Precepting brand new nurse in ER


Ok, so I preceptrd a brand new nurse in ER.she worked with me 3 shifts and 2 shifts with other nurses and I am challenged with her attitude towards nursing, as she thinks she knows everything already and wants to go her own way and doing her own things. Most of the day she semsed to be annoying with my teaching and explanation as she wouldn't show interest ( looking out , checking cell phone turning around, walking away), everything I showed her was easy, common sense, I know, but when it comes to doing things she did it most wrong as she's not proficient yet in her nursing skills knowlege. Contrary to her thinking she thinks she is she 's not listening and she doesn't learn from her mistakes she just smiles and shakes her shoulders like it's noting. She woudent fallow my instructors she wants to do everything her own way She also doesent understand the rosponsibility the nurse has toward the pt, she ignored pt problem and didn't even report to the other nurse on shift repor. I'm having a very hard time precepting her, any advise how I should continue further to make her be more receptive to learning ?
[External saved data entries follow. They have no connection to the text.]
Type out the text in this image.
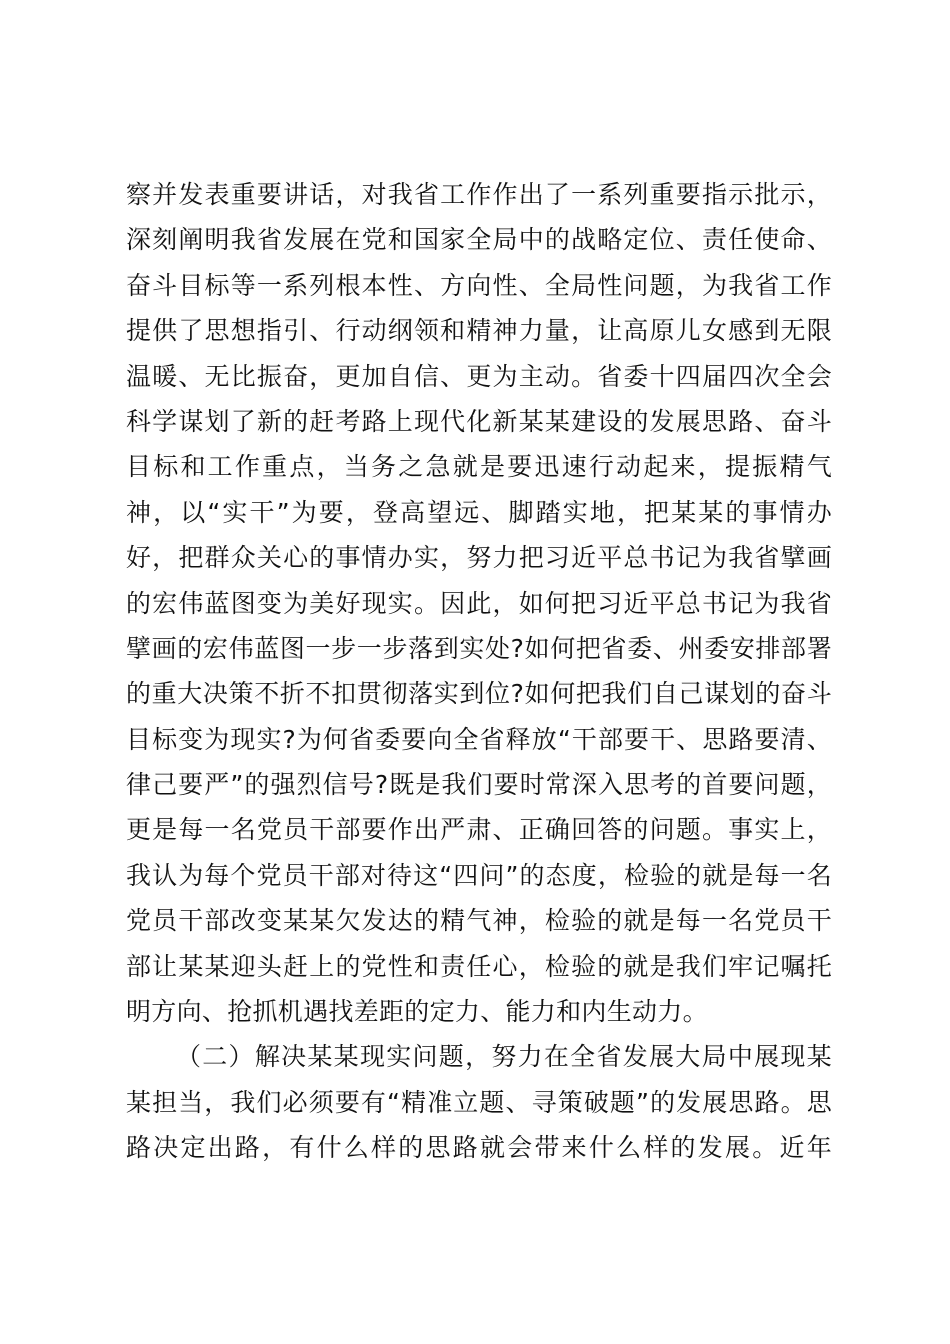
察并发表重要讲话，对我省工作作出了一系列重要指示批示，
深刻阐明我省发展在党和国家全局中的战略定位、责任使命、
奋斗目标等一系列根本性、方向性、全局性问题，为我省工作
提供了思想指引、行动纲领和精神力量，让高原儿女感到无限
温暖、无比振奋，更加自信、更为主动。省委十四届四次全会
科学谋划了新的赶考路上现代化新某某建设的发展思路、奋斗
目标和工作重点，当务之急就是要迅速行动起来，提振精气
神，以“实干”为要，登高望远、脚踏实地，把某某的事情办
好，把群众关心的事情办实，努力把习近平总书记为我省擘画
的宏伟蓝图变为美好现实。因此，如何把习近平总书记为我省
擘画的宏伟蓝图一步一步落到实处?如何把省委、州委安排部署
的重大决策不折不扣贯彻落实到位?如何把我们自己谋划的奋斗
目标变为现实?为何省委要向全省释放“干部要干、思路要清、
律己要严”的强烈信号?既是我们要时常深入思考的首要问题，
更是每一名党员干部要作出严肃、正确回答的问题。事实上，
我认为每个党员干部对待这“四问”的态度，检验的就是每一名
党员干部改变某某欠发达的精气神，检验的就是每一名党员干
部让某某迎头赶上的党性和责任心，检验的就是我们牢记嘱托
明方向、抢抓机遇找差距的定力、能力和内生动力。
（二）解决某某现实问题，努力在全省发展大局中展现某
某担当，我们必须要有“精准立题、寻策破题”的发展思路。思
路决定出路，有什么样的思路就会带来什么样的发展。近年
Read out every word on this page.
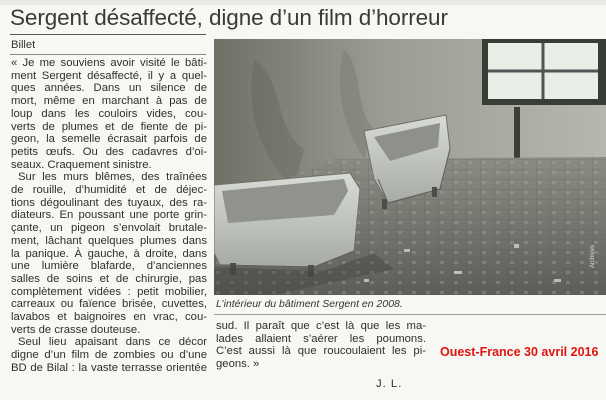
Sergent désaffecté, digne d’un film d’horreur
Billet
« Je me souviens avoir visité le bâti-
ment Sergent désaffecté, il y a quel-
ques années. Dans un silence de
mort, même en marchant à pas de
loup dans les couloirs vides, cou-
verts de plumes et de fiente de pi-
geon, la semelle écrasait parfois de
petits œufs. Ou des cadavres d’oi-
seaux. Craquement sinistre.
Sur les murs blêmes, des traînées
de rouille, d’humidité et de déjec-
tions dégoulinant des tuyaux, des ra-
diateurs. En poussant une porte grin-
çante, un pigeon s’envolait brutale-
ment, lâchant quelques plumes dans
la panique. À gauche, à droite, dans
une lumière blafarde, d’anciennes
salles de soins et de chirurgie, pas
complètement vidées : petit mobilier,
carreaux ou faïence brisée, cuvettes,
lavabos et baignoires en vrac, cou-
verts de crasse douteuse.
Seul lieu apaisant dans ce décor
digne d’un film de zombies ou d’une
BD de Bilal : la vaste terrasse orientée
Archives
L’intérieur du bâtiment Sergent en 2008.
sud. Il paraît que c’est là que les ma-
lades allaient s’aérer les poumons.
C’est aussi là que roucoulaient les pi-
geons. »
J. L.
Ouest-France 30 avril 2016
Specializes in Medsurg/ICU, Mental Health, Home Health. Has 17 years experience.

I came across as very cocky when I was a new grad in MedSurg. But I was actually very nervous and trying to hide it. I felt like I knew nothing deep down but I didn't want my coworkers to think of me as stupid so I played know-it-all. (I was so backwards - I had the job already!)

Anyway, I'm not sure if this is the case with your orientee, but if it is, what might work time, ask her what she thinks she needs to work on in her nursing practice - what she needs more time with, where her insecurities lie, et al. And if it seems as if she can offer no insight, then offer to shadow HER. That way she is in control but you are more easily going to be able to offer criticism, if she is cocky, or she'll become really nervous at the thought of doing that and will start to listen to you.

Specializes in Education.

There's a time for working with her, and there's a time to go to the nurse educator.

Go to the nurse educator.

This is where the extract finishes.